Il nostro Giordani
Quella di Igino Giordani è una personalità complessa e dall’impegno vasto e multiforme. Tutti lo conosciamo come uno dei più illustri scrittori italiani e figura fra le più rilevanti del moderno pensiero cristiano a livello internazionale, apologista, patrologo di grande valore, agiografo, ecumenista, saggista di forte personalità. Egli è stato, accanto a Sturzo, uno degli iniziatori di quell’impegno dei cattolici nel politico che diede vita al Partito Popolare, subito dopo la prima guerra mondiale. Era un’esperienza nuova per i cattolici italiani dopo il tempo del ‘non expedit’; ed egli vi si immerse con grande coraggio e con la chiarezza del “sì sì, no no” evangelico.
Di fronte a questa ampiezza e ricchezza d’interessi viene spontanea una domanda: quali ne sono state le radici profonde? Che cosa lo ha spinto a immettere nelle realtà sociali, politiche, culturali, di famiglia, quell’afflato spirituale e universale, che lo rendeva autentico e che traspariva dai suoi atti, e nei rapporti aperti e schietti con amici e avversari?
Lo spiega lui stesso nel libro La divina avventura, e la sua spiegazione ci solleva di colpo al livello in cui egli si muoveva: «Il fratello ci è dato per questo: per permetterci di amare in lui Dio; di assolvere la funzione per la quale fummo chiamati alla vita: a realizzare il piano di Dio che è espandere l’amore, che equivale all’espansione del regno di Dio: Dio che si espande nell’umanità… Ed ecco la socialità, che non è né contratto né istituto, ma espansione della natura umana creata da Dio e redenta dal Verbo; integrazione dell’individuo, a cui permette di vivere la piena vita, che sta nell’amore. Non sorge quindi conflitto fra i due termini, uomo e società: dall’uno all’altro è una espansione; dall’uomo si va a Dio per tramite del fratello: e la società è un veicolo di divinità».

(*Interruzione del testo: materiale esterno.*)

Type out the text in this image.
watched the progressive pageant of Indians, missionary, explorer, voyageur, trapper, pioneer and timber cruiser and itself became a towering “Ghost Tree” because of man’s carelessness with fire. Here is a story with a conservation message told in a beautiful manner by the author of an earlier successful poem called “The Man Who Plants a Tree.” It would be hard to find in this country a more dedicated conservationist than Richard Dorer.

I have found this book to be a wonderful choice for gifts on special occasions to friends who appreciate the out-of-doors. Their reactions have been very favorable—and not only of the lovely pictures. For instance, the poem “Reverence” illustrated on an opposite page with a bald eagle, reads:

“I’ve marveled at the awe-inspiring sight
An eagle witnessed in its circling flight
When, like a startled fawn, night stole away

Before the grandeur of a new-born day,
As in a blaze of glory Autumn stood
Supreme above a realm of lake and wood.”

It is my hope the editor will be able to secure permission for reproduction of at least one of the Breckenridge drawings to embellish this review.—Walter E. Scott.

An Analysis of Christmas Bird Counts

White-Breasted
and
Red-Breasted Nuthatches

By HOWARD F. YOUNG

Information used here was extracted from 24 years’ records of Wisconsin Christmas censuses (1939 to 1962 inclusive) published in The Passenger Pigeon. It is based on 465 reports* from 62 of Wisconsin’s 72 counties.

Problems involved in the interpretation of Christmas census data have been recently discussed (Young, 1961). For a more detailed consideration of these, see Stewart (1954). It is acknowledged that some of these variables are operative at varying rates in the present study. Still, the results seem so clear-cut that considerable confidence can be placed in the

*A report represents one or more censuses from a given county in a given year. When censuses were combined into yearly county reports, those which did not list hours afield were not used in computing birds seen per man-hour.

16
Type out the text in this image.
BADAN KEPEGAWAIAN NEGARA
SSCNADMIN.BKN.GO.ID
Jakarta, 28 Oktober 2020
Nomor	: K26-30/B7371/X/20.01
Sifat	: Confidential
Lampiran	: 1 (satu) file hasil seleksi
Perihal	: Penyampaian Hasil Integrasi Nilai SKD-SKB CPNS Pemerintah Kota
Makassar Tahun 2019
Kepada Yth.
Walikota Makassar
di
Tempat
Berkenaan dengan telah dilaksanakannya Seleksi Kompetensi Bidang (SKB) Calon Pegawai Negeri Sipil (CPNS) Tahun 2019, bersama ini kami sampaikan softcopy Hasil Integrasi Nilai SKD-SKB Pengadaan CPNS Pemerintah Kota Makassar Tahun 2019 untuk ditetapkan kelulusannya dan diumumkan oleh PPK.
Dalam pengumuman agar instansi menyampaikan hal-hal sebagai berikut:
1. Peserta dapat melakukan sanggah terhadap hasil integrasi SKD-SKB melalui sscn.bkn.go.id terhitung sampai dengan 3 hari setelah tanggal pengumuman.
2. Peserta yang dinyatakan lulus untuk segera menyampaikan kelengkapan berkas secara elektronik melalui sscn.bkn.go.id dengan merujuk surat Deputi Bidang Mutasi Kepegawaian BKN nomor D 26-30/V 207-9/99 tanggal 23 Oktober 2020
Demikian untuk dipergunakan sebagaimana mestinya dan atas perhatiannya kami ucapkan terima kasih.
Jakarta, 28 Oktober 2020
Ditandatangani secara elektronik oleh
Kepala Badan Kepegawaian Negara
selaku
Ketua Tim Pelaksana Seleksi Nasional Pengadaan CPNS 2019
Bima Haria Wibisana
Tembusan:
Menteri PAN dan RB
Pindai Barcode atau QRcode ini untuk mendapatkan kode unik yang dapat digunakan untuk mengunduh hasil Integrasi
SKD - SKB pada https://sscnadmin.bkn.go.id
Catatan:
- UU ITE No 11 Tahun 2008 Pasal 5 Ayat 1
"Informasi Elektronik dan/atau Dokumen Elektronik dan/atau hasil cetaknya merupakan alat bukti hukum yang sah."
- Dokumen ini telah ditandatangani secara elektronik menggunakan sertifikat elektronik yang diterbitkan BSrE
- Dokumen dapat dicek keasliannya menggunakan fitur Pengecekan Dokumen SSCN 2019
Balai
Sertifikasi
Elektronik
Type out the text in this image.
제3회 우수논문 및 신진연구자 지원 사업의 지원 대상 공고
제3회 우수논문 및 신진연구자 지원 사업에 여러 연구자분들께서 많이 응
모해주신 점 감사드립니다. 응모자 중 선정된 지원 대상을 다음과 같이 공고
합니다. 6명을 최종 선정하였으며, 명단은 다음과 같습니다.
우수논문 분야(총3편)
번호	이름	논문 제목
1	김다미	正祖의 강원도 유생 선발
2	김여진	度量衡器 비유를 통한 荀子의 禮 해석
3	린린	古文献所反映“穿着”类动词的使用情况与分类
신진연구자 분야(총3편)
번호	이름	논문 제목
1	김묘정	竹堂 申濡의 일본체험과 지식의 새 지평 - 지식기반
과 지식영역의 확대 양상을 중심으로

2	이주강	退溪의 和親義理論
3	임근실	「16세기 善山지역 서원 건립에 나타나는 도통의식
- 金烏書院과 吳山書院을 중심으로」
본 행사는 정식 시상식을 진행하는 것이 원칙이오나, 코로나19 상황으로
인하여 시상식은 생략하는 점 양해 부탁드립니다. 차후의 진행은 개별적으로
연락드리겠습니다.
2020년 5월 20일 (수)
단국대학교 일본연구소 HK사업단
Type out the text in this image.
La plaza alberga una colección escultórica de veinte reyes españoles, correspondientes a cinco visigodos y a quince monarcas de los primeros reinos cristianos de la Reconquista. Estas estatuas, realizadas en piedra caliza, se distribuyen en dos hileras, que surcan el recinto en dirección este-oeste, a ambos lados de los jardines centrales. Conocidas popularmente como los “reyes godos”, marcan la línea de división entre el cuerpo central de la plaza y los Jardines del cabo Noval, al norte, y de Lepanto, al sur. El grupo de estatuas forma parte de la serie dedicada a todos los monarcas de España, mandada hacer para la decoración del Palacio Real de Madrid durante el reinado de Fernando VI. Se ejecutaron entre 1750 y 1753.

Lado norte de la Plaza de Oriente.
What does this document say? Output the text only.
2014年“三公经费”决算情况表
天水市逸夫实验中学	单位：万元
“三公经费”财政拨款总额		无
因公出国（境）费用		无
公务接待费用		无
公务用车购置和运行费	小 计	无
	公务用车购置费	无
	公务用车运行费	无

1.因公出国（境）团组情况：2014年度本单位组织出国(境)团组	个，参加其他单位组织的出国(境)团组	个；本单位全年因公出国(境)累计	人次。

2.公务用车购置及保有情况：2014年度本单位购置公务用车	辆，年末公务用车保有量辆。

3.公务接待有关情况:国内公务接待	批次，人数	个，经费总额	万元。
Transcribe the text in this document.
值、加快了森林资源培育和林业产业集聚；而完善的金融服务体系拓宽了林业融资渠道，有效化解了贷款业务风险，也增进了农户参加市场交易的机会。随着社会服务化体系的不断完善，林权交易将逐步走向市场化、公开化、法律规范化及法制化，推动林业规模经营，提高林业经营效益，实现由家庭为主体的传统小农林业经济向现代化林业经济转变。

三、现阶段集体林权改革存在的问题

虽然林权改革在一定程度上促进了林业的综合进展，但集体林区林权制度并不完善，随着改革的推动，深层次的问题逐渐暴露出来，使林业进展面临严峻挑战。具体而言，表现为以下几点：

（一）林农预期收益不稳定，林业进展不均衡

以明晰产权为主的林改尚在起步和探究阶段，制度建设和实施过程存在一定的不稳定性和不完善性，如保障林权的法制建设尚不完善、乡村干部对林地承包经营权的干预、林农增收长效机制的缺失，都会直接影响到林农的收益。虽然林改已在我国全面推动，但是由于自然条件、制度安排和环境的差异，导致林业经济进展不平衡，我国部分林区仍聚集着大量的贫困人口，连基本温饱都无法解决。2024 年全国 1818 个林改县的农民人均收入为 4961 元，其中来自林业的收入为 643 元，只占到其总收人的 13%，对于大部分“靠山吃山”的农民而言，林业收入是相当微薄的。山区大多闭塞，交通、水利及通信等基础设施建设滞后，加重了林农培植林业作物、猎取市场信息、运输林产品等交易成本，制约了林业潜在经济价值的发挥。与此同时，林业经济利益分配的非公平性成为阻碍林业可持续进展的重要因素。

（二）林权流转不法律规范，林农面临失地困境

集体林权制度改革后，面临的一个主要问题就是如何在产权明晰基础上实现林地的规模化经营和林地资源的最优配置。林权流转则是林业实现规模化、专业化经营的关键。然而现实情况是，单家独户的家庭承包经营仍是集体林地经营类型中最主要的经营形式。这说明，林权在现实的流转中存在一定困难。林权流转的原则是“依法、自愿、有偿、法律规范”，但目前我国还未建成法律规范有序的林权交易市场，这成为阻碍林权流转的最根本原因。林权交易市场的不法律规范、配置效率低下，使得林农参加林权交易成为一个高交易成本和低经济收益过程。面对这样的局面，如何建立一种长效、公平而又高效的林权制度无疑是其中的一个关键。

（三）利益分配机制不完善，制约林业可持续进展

Questa sua capacità di intendere e vivere la dimensione divina che è nelle cose e nei rapporti, gli veniva da una fede forte e da una umiltà vera: l’umiltà dei ‘piccoli’ di cui parla il Vangelo e nella quale seppe crescere durante tutta la sua vita: il corredo culturale non lo inorgoglì, ma rese la sua capacità di ascolto più ricca, facendogli ancor più cogliere i valori spirituali ovunque fossero genuini.